Coronavirus : à Paris, le masque devient obligatoire dans certains quartiers
Des passants à Paris, le 11 mai 2020.

, publié le lundi 10 août 2020 à 10h46

Paris rejoint des villes comme Nice, Lille ou Marseille, mais aussi Madrid et Bruxelles.

Berges de la Seine, hauteurs de Montmartre, rue Mouffetard... À Paris, le masque devient obligatoire, lundi 10 août, dans certaines zones touristiques et quartiers très fréquentés.

D'autres villes d'Île-de-France sont également concernées par cette mesure déjà prise par des villes comme Bruxelles ou Madrid.
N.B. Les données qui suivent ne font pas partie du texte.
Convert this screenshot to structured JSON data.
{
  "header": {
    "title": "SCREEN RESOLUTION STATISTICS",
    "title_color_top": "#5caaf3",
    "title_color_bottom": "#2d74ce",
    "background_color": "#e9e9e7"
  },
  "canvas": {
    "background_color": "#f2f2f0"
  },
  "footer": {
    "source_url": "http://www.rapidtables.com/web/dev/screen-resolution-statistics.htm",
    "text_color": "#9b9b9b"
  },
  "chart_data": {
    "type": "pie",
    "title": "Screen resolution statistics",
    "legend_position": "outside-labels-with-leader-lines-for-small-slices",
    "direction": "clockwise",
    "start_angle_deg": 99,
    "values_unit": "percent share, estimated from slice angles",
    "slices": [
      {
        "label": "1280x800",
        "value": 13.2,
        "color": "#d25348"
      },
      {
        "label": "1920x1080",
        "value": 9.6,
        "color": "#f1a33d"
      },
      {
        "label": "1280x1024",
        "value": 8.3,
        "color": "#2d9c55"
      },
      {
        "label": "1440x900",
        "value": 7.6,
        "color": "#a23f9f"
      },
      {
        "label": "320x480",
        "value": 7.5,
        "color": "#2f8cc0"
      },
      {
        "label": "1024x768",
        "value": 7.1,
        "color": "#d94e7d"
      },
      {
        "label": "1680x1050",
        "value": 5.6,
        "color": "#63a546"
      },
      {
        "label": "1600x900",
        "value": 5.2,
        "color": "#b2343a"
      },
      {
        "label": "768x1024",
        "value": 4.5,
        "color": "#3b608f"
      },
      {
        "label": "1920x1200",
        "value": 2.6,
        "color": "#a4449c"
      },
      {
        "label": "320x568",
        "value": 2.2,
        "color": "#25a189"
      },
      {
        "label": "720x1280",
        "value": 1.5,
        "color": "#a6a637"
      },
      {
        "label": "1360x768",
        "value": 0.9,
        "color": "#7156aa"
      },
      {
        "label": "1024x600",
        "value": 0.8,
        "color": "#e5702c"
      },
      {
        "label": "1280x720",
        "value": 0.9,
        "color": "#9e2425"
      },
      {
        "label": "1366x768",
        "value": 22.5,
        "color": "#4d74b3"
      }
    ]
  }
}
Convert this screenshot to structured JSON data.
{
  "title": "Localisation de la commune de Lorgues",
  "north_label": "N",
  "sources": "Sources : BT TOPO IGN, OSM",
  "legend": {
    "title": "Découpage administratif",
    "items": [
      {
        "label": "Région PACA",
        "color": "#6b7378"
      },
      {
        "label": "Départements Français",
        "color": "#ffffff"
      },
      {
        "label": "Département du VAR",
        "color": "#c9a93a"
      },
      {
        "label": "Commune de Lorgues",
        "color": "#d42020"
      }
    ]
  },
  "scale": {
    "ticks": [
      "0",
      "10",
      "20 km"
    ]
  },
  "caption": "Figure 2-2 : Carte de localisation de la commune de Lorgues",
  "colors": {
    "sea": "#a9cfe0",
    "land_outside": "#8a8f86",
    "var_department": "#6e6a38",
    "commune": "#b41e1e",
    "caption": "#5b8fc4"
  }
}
Une nécessité, alors que les signes d'un rebond de l'épidémie de coronavirus se multiplient, mais qui tombe au moment même ou la capitale -et une large portion du pays- étouffe dans une chaleur caniculaire.

Prévue pour une durée d'un mois renouvelable, cette mesure doit permettre selon les autorités sanitaires d'enrayer un rebond du virus qui fait craindre une deuxième vague de l'épidémie aux effets potentiellement dévastateurs pour l'économie tricolore. La tâche s'annonce toutefois délicate au vu des scènes observées ces dernières 48 heures dans plusieurs pays européens, assommés par des températures dépassant les 35°C, où de nombreux estivants ont ignoré les mesures sanitaires recommandées


En rendant le port du masque obligatoire, Paris emboîte le pas d'autres villes françaises à l'image de Nice, Marseille ou encore Lille, mais également d'autres pays comme la région de Madrid en Espagne, la Belgique ou encore la Roumanie qui depuis fin juillet ont musclé leurs mesures sanitaires. 

La canicule qui accable la France depuis plusieurs jours s'est étendue encore un peu plus dimanche, avalant les Alpes placées à leur tour en vigilance orange et obligeant toujours plus de monde à conjuguer chaleur et mesures anti Covid-19. La France compte 54 départements en orange. Et la vigilance rouge reste de mise dans 15 départements (ceux de l'Ile-de-France et des Hauts-de-France, plus l'Eure et la Seine-Maritime) "du fait du risque de sur-mortalité dans le contexte sanitaire actuel lié à la pollution à l'ozone et au Covid, ainsi qu'en lien avec la sensibilité dans les zones fortement urbanisées".

La fin de cet épisode caniculaire n'est pas pour tout de suite : "une large et franche dégradation orageuse marquée devrait y mettre fin, par l'ouest à partir de mercredi", a précisé Météo-France. Mais "le rafraîchissement est repoussé à jeudi" à Paris, "qui vit sa semaine la plus épouvantablement chaude depuis 1873, hors août 2003", a twitté le prévisionniste de Météo-France François Jobard.